Gerakan Boycott, Divestment and Sanctions (BDS) pun mendapat dukungan luas di kampus-kampus Inggris. Mahasiswa mendesak agar lembaga tempat mereka belajar segera menghentikan keterlibatan keuangan dengan perusahaan yang disebut-sebut sebagai bagian dari mesin perang Israel.
Menurut PSC, sepanjang tahun akademik 2023–2024, aksi protes mahasiswa terjadi di lebih dari 35 kampus.
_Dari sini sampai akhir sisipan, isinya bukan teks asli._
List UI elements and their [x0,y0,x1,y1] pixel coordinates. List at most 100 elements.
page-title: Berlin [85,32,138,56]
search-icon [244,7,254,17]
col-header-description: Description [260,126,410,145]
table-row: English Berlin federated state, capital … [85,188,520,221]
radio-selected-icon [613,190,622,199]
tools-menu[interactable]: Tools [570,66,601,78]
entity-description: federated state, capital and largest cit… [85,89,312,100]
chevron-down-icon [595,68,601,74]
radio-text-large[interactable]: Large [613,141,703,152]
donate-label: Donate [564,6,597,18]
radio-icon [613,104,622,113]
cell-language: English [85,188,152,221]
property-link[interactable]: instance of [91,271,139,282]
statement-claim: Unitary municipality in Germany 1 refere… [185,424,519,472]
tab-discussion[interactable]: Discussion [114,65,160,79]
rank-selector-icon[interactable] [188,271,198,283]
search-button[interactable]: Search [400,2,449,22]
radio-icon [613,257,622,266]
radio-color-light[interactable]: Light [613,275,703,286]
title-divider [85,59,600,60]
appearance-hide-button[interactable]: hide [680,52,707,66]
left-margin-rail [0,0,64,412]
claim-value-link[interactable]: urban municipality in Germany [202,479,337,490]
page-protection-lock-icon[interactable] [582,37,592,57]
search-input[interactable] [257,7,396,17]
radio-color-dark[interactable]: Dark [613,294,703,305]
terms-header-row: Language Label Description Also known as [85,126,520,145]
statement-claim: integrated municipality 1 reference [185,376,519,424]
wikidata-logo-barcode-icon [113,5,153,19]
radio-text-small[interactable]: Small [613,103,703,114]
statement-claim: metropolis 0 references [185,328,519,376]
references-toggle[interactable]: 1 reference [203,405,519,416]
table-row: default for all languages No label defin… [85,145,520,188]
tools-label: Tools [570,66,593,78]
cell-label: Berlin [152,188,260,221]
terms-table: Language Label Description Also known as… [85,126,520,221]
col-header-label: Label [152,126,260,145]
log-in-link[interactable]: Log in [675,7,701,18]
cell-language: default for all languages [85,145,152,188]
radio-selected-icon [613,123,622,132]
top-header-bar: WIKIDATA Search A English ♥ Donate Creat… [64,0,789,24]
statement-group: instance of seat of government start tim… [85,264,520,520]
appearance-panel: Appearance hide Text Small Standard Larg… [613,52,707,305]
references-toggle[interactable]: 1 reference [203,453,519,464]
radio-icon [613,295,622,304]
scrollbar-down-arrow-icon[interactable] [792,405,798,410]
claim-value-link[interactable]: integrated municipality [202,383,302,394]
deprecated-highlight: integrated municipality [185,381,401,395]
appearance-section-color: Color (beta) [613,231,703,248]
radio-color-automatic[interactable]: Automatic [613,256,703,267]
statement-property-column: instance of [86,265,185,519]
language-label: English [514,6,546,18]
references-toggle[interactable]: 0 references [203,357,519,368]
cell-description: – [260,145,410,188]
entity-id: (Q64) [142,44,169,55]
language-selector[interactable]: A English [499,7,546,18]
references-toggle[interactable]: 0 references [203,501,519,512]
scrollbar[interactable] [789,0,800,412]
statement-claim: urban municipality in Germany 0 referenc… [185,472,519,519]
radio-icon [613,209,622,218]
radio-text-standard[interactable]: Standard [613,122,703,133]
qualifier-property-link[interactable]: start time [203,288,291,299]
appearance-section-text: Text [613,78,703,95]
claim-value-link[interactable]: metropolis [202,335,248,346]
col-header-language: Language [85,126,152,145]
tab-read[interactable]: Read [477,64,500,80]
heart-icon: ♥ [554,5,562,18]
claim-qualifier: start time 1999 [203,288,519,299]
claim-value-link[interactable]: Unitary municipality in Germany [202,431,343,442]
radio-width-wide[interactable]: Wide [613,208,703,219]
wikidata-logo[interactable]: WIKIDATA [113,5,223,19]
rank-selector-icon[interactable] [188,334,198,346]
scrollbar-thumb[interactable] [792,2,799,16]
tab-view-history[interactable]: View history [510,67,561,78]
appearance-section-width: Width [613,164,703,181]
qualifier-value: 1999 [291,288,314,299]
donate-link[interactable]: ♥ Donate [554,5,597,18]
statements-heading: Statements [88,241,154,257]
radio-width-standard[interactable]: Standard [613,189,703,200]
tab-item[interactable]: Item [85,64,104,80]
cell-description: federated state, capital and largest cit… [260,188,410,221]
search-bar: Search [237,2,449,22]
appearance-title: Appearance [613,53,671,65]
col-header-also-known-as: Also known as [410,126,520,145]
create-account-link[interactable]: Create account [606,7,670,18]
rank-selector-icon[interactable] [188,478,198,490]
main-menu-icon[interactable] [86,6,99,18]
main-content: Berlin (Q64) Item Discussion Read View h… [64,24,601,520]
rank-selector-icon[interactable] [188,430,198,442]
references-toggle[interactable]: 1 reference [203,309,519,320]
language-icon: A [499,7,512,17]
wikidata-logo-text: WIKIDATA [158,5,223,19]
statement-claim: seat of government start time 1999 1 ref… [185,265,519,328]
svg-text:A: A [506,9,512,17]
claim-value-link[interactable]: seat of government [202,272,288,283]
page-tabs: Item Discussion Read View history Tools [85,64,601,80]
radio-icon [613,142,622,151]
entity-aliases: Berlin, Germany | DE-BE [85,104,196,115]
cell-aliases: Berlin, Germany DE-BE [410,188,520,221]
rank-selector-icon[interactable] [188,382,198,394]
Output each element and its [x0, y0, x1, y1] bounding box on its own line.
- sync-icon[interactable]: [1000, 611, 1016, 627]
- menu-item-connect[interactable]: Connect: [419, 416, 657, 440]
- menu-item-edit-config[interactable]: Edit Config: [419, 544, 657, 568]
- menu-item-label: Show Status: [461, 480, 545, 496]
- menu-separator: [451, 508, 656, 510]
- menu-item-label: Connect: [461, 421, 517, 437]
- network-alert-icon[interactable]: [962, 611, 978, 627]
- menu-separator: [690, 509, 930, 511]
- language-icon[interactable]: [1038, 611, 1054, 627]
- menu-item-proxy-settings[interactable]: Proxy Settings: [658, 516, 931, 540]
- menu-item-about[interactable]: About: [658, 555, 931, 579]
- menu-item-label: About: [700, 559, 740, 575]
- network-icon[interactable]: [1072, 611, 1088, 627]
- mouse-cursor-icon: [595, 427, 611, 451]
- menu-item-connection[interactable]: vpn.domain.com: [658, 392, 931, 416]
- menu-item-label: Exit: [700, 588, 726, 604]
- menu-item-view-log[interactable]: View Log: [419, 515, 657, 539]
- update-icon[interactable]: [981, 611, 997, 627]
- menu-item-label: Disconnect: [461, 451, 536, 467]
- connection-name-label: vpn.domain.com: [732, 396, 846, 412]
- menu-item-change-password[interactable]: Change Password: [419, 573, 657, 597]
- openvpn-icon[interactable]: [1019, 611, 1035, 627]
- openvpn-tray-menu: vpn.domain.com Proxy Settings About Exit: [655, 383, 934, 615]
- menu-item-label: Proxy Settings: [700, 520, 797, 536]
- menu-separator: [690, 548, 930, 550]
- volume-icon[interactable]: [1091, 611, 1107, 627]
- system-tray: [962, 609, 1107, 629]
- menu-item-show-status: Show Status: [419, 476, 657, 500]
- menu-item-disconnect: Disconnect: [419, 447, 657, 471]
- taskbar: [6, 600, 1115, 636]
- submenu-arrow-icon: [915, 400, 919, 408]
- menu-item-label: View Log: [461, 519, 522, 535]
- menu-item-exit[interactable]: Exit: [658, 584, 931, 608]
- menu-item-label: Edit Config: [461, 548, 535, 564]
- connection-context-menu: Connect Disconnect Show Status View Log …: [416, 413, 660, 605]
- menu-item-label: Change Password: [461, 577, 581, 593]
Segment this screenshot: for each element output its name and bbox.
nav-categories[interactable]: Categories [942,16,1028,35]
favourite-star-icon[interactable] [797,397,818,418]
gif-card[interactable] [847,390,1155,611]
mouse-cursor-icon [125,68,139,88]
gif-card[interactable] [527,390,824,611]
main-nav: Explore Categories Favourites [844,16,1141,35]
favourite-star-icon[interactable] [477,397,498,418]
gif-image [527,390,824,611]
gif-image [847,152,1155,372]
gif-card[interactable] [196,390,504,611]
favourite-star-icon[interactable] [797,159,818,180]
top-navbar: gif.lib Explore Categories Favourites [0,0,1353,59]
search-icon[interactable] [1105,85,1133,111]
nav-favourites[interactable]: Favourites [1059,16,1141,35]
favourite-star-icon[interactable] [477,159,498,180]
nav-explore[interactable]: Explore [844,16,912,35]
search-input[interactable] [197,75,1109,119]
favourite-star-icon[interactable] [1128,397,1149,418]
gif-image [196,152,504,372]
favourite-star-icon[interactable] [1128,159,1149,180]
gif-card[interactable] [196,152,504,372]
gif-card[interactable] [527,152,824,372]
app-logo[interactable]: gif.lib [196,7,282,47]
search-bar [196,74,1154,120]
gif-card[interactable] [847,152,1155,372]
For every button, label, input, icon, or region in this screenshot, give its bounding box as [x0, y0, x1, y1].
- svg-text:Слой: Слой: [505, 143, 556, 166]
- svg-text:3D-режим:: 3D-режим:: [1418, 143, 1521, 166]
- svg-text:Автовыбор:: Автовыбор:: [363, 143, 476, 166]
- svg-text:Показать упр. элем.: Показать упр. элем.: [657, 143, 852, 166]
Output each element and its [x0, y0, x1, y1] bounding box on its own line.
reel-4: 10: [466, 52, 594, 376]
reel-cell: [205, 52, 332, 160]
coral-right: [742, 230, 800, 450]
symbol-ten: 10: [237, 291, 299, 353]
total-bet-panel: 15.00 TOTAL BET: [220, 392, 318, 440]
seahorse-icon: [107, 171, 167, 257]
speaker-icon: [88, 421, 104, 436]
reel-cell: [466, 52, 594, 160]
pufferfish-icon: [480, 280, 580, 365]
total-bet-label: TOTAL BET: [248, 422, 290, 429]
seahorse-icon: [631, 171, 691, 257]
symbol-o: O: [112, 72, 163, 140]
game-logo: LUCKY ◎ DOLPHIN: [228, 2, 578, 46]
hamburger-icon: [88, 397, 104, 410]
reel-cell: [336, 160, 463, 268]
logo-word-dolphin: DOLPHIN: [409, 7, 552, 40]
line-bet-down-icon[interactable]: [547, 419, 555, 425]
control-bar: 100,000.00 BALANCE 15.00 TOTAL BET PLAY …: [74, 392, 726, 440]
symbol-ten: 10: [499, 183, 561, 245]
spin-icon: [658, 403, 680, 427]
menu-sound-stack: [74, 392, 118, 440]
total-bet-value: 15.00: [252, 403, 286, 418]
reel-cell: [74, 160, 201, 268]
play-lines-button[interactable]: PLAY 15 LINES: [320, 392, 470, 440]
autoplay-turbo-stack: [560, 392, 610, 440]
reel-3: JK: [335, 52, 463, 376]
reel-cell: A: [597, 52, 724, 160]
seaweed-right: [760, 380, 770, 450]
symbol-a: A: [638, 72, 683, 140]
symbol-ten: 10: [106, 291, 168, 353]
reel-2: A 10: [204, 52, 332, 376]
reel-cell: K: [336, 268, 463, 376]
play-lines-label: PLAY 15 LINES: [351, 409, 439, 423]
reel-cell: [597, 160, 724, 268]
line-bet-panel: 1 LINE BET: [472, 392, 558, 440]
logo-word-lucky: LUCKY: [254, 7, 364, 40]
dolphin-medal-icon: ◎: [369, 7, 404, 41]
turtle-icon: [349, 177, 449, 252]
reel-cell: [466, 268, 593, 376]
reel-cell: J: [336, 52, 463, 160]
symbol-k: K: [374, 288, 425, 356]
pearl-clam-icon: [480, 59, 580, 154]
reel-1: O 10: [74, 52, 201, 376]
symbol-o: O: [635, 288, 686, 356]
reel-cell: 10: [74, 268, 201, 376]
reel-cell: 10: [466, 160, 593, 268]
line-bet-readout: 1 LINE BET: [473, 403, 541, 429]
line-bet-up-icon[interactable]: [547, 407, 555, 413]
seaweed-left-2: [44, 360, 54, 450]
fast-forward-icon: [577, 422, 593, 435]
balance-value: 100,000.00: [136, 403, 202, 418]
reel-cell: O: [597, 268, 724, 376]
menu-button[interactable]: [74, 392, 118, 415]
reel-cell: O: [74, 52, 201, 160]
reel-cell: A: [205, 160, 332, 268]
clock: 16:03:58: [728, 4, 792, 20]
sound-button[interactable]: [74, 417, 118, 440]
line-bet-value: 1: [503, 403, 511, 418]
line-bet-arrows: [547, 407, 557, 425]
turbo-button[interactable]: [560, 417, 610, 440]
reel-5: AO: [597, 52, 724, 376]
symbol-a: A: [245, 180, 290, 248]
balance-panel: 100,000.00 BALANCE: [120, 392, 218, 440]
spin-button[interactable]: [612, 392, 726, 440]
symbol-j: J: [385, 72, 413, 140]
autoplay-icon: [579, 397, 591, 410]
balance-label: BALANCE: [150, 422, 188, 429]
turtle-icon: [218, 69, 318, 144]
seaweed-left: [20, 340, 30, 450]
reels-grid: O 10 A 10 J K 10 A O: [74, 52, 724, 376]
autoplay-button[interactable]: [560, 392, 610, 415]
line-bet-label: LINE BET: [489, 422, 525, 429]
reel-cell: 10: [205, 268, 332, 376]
Bentuk aksinya beragam, mulai dari aksi duduk, pendirian tenda protes, hingga demonstrasi di depan gedung rektorat.
Sebagian universitas disebut telah merespons tuntutan mahasiswa dengan menyatakan komitmen terhadap tinjauan ulang kebijakan investasi mereka, serta mulai membuka data finansial mereka kepada publik.
“Setelah melihat kehancuran total fasilitas pendidikan di Gaza, dukungan terhadap divestasi menjadi arus utama di banyak kampus,” tambah PSC. “Ini bukan sekadar isu politik, tetapi juga soal prinsip moral dan kemanusiaan.”
Stella Swain, pejabat PSC untuk bidang pemuda dan mahasiswa, menyebut bahwa keterlibatan universitas dalam pendanaan perusahaan-perusahaan tersebut sebagai bentuk "komplikasi dalam kejahatan terhadap kemanusiaan."
“Memalukan jika institusi pendidikan yang seharusnya menjunjung nilai etika justru mendanai perusahaan yang berperan dalam genosida,” tegasnya. “Tapi mahasiswa bangkit, mereka menolak jadi bagian dari sistem ini.”
Swain menambahkan, gerakan mahasiswa hari ini melanjutkan tradisi panjang perlawanan terhadap kolonialisme dan apartheid. “Ini adalah perjuangan global untuk keadilan,” ujarnya.
PSC optimistis, dengan tekanan mahasiswa yang terus meluas, lebih banyak universitas akan dipaksa meninjau ulang keterlibatan finansial mereka dan mengambil langkah nyata menuju pemutusan hubungan dengan perusahaan yang terlibat dalam konflik berdarah tersebut.
Gerakan divestasi kini menjadi salah satu wujud nyata solidaritas internasional terhadap rakyat Palestina. Mahasiswa di Inggris pun menegaskan, mereka tidak akan diam saat lembaga pendidikan mereka turut menopang pendudukan dan penindasan. [] N1l
Posting Komentar untuk "Mahasiswa Inggris Desak Universitas Hentikan Investasi di Perusahaan Pro-Pendudukan Israel"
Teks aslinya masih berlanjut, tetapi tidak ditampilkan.